You are viewing a plain text version of this content. The canonical link for it is here.
Posted to dev@mahout.apache.org by Ted Dunning <te...@gmail.com> on 2009/06/20 07:34:40 UTC
Re: [jira] Commented: (MAHOUT-136) Change Canopy MR Implementation to
use Vector Writable
Sounds pretty good to me.
On Fri, Jun 19, 2009 at 6:38 PM, Grant Ingersoll <gs...@apache.org>wrote:
> So, should we just go to having everything be binary and then have
> Input/Output utilities that can take the binary format and output GSON?
> Seems like w/ Canopy, since it's used for feeding into other algorithms
> that it should output Writable as well, otherwise we're still going to be
> round tripping through Text.
>
> Then, it would be pretty easy to write a M/R job that takes Vectors and
> outputs asFormatString(), right?
>
Re: [jira] Commented: (MAHOUT-136) Change Canopy MR Implementation to use Vector Writable
Posted by Grant Ingersoll <gs...@apache.org>.
Seems like Canopy would need to be made Writable too, no?

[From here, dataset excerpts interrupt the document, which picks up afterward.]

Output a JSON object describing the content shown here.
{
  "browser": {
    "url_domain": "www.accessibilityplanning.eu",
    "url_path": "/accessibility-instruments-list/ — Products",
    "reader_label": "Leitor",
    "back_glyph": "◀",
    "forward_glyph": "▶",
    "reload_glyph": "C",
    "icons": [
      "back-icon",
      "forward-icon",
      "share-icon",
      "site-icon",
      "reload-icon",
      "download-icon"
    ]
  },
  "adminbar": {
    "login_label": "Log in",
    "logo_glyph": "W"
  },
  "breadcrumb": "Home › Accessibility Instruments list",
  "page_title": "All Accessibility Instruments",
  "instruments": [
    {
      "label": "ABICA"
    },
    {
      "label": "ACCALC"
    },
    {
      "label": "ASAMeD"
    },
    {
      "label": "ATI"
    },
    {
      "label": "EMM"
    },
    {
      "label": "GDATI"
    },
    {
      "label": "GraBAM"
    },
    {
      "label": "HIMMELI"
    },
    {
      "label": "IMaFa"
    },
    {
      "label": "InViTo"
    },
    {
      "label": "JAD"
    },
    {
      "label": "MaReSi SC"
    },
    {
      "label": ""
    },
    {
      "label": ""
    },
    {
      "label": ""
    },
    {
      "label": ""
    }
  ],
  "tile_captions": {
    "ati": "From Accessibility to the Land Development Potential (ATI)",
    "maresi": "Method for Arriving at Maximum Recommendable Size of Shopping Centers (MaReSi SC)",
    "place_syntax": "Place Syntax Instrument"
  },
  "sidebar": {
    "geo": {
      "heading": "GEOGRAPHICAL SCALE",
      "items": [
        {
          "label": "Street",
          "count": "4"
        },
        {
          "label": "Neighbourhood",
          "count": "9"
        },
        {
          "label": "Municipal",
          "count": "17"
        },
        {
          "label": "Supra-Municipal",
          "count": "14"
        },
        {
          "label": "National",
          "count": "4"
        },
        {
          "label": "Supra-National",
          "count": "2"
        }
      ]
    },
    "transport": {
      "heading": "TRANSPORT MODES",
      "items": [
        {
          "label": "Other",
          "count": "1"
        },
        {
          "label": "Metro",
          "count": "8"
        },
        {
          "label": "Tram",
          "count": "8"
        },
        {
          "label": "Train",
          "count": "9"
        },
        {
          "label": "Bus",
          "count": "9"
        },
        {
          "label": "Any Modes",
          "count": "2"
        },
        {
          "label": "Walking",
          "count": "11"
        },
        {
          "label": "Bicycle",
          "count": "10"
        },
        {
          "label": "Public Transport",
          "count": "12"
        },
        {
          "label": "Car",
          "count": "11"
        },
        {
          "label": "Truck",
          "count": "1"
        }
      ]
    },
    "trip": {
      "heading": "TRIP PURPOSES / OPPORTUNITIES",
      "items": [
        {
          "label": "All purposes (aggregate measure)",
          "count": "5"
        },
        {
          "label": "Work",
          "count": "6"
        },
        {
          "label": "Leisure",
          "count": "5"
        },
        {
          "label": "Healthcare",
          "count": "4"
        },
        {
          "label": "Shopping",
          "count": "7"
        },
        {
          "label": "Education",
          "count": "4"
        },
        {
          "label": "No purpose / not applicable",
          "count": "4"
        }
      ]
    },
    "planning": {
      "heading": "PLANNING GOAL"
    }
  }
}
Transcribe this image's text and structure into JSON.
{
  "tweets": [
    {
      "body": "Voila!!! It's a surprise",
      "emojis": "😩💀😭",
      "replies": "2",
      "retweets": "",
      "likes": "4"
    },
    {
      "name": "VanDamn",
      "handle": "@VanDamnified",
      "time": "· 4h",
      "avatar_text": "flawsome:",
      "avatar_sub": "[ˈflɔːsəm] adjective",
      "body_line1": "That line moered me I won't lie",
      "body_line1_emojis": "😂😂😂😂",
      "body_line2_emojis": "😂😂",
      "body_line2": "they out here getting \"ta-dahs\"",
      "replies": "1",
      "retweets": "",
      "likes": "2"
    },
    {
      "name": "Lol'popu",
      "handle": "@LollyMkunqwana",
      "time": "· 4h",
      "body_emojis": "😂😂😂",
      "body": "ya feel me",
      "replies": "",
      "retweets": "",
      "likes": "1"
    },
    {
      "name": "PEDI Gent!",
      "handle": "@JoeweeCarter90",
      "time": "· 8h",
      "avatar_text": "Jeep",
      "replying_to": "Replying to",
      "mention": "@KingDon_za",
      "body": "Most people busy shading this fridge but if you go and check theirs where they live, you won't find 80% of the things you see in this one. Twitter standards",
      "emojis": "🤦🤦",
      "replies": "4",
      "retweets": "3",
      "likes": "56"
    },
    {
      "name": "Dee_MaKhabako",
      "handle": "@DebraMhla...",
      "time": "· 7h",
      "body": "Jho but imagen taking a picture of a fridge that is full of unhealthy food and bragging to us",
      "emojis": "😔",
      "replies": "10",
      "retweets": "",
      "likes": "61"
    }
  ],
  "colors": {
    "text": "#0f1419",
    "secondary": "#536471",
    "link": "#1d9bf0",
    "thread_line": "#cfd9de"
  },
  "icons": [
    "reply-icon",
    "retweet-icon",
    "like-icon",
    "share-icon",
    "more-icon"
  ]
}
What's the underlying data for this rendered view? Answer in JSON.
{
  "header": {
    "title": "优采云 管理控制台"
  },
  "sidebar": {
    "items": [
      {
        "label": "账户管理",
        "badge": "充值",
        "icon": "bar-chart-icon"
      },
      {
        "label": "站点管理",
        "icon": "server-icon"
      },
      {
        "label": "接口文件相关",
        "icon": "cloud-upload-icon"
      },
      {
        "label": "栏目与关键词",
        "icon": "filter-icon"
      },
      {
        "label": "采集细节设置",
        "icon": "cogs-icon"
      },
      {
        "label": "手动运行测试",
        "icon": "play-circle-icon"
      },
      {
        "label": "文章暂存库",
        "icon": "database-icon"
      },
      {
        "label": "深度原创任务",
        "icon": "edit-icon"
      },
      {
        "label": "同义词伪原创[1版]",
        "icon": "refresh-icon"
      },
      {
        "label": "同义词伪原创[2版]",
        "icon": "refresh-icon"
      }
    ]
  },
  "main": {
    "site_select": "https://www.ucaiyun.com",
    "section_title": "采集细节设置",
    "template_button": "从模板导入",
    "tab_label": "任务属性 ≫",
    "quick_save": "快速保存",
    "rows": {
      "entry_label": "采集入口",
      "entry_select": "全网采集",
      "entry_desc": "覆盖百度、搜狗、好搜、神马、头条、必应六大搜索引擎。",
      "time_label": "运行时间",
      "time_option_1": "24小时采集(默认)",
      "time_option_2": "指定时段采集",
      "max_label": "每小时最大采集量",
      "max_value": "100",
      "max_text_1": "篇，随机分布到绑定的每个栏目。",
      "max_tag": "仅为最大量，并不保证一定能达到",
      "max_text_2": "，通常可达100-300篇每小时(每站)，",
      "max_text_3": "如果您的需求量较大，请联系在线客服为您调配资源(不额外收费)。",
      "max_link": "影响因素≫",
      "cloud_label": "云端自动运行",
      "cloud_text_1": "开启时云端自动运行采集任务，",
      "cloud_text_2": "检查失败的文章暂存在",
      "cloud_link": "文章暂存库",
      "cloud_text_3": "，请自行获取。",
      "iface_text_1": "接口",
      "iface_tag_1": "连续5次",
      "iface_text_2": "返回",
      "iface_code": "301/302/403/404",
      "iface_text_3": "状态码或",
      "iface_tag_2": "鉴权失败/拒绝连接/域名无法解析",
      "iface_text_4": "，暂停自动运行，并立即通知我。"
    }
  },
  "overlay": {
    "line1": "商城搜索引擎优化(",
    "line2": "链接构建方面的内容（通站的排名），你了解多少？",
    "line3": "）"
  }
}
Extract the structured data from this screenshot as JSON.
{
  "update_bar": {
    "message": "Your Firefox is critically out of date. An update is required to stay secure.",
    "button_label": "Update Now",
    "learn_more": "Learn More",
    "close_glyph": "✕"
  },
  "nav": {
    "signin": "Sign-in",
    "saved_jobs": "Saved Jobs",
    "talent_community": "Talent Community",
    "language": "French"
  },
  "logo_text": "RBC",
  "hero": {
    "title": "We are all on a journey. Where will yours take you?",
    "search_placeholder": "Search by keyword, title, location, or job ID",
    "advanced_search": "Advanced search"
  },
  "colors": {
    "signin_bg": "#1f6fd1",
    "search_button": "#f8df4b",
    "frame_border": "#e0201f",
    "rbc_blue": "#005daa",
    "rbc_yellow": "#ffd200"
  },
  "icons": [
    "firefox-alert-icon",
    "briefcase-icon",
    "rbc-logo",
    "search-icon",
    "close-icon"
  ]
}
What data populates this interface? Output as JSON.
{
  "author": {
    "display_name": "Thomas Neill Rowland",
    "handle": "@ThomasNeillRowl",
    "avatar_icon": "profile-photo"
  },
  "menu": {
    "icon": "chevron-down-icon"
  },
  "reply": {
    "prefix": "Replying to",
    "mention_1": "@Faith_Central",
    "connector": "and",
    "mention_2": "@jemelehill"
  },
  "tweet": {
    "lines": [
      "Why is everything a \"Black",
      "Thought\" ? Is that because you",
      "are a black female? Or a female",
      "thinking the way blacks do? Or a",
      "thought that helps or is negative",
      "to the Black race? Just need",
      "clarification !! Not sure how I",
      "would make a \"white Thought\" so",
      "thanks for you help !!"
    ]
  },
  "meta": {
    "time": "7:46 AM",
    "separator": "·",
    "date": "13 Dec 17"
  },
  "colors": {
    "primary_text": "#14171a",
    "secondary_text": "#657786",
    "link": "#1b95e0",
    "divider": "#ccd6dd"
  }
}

On Jun 20, 2009, at 7:04 AM, Grant Ingersoll wrote:
>
> On Jun 20, 2009, at 3:01 AM, Robert Burrell Donkin wrote:
>
>>
>> Perhaps it would be better to move the conversion code (eg tabular ->
>> Vectors) from examples into either core or a new module so it can be
>> more easily be maintained and reused
>
> +1. Or utils, as I picture utils being the place where we keep
> things that aren't core, but are still useful. Of course, we also
> have, in core, o.a.m.utils, I believe. The difference, in my mind,
> is that the utils module is dependent on core, not the other way
> around, which is why I put the Lucene extraction stuff in there.
>
> You up for a patch for this? I think I have some time to work on
> converting the M/R if someone else can take on the I/O to from the
> user.
>
> -Grant
Re: [jira] Commented: (MAHOUT-136) Change Canopy MR Implementation to use Vector Writable
Posted by Grant Ingersoll <gs...@apache.org>.
On Jun 20, 2009, at 3:01 AM, Robert Burrell Donkin wrote:
>
> Perhaps it would be better to move the conversion code (eg tabular ->
> Vectors) from examples into either core or a new module so it can be
> more easily be maintained and reused
+1. Or utils, as I picture utils being the place where we keep things
that aren't core, but are still useful. Of course, we also have, in
core, o.a.m.utils, I believe. The difference, in my mind, is that the
utils module is dependent on core, not the other way around, which is
why I put the Lucene extraction stuff in there.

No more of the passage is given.